La raffinerie de pétrole PCK Raffinerie Schwedt est désormais exclue de façon permanente des sanctions américaines contre le groupe pétrolier russe Rosneft. L’objectif est d’assurer durablement l’exploitation de ce site de raffinage, central pour l’Allemagne de l’Est.
Selon Apollo News, les sanctions américaines visaient l’installation parce que des parts de la raffinerie appartiennent aux filiales allemandes de Rosneft, Rosneft Deutschland et RN Refining & Marketing. Celles-ci sont placées sous tutelle fiduciaire du gouvernement fédéral depuis l’attaque russe contre l’Ukraine.

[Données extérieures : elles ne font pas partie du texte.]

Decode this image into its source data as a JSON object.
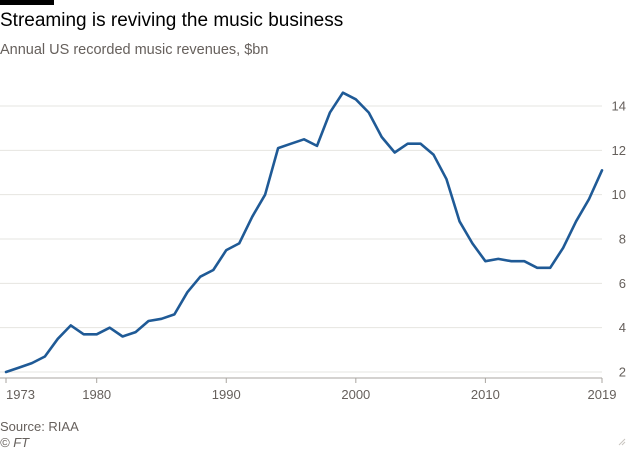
{
  "header": {
    "title": "Streaming is reviving the music business",
    "subtitle": "Annual US recorded music revenues, $bn"
  },
  "footer": {
    "source": "Source: RIAA",
    "credit": "© FT"
  },
  "colors": {
    "line": "#1f5a96",
    "grid": "#e6e4e0",
    "axis_text": "#66605c",
    "accent_bar": "#000000"
  },
  "chart_data": {
    "type": "line",
    "title": "Streaming is reviving the music business",
    "subtitle": "Annual US recorded music revenues, $bn",
    "xlabel": "",
    "ylabel": "",
    "xlim": [
      1973,
      2019
    ],
    "ylim": [
      2,
      15
    ],
    "x_ticks": [
      1973,
      1980,
      1990,
      2000,
      2010,
      2019
    ],
    "y_ticks": [
      2,
      4,
      6,
      8,
      10,
      12,
      14
    ],
    "grid": true,
    "y_axis_side": "right",
    "series": [
      {
        "x": [
          1973,
          1974,
          1975,
          1976,
          1977,
          1978,
          1979,
          1980,
          1981,
          1982,
          1983,
          1984,
          1985,
          1986,
          1987,
          1988,
          1989,
          1990,
          1991,
          1992,
          1993,
          1994,
          1995,
          1996,
          1997,
          1998,
          1999,
          2000,
          2001,
          2002,
          2003,
          2004,
          2005,
          2006,
          2007,
          2008,
          2009,
          2010,
          2011,
          2012,
          2013,
          2014,
          2015,
          2016,
          2017,
          2018,
          2019
        ],
        "values": [
          2.0,
          2.2,
          2.4,
          2.7,
          3.5,
          4.1,
          3.7,
          3.7,
          4.0,
          3.6,
          3.8,
          4.3,
          4.4,
          4.6,
          5.6,
          6.3,
          6.6,
          7.5,
          7.8,
          9.0,
          10.0,
          12.1,
          12.3,
          12.5,
          12.2,
          13.7,
          14.6,
          14.3,
          13.7,
          12.6,
          11.9,
          12.3,
          12.3,
          11.8,
          10.7,
          8.8,
          7.8,
          7.0,
          7.1,
          7.0,
          7.0,
          6.7,
          6.7,
          7.6,
          8.8,
          9.8,
          11.1
        ]
      }
    ]
  }
}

Jusqu’à présent, Schwedt ne pouvait poursuivre ses activités que grâce à une dérogation temporaire, qui aurait expiré fin avril.
Monika Skolimowska/DPA/Keystone
Le ministre-président du Brandebourg, Dietmar Woidke, a parlé d’une « bonne nouvelle » pour la région. Il a remercié le chancelier fédéral Friedrich Merz, qui, lors d’une visite aux États-Unis, avait plaidé auprès du président Donald Trump en faveur d’une solution. La ministre de l’Économie, Katherina Reiche, a qualifié cette décision de « signal fort en faveur de l’étroite solidarité transatlantique dans la politique de sanctions ».
La raffinerie compte parmi les installations énergétiques les plus importantes d’Allemagne de l’Est. Des produits comme l’essence, le diesel et le kérosène approvisionnent une partie du Brandebourg, du Mecklembourg-Poméranie-Occidentale et de Berlin, ainsi que l’ouest de la Pologne. L’aéroport de Berlin-Brandebourg s’approvisionne lui aussi en carburant à Schwedt. Environ 13 % des capacités de raffinage allemandes sont concentrées sur ce site, qui emploie en outre plus de 1000 personnes dans la région structurellement faible de l’Uckermark.
Depuis l’embargo pétrolier européen contre la Russie, aucun pétrole brut russe n’est plus traité à Schwedt. Le pétrole arrive désormais dans le Brandebourg via les ports de Rostock et de Gdańsk, ainsi que par l’oléoduc Droujba en provenance du Kazakhstan. Une partie de l’oléoduc traverse toutefois le territoire russe, ce qui permet à Moscou de continuer à percevoir des droits de transit.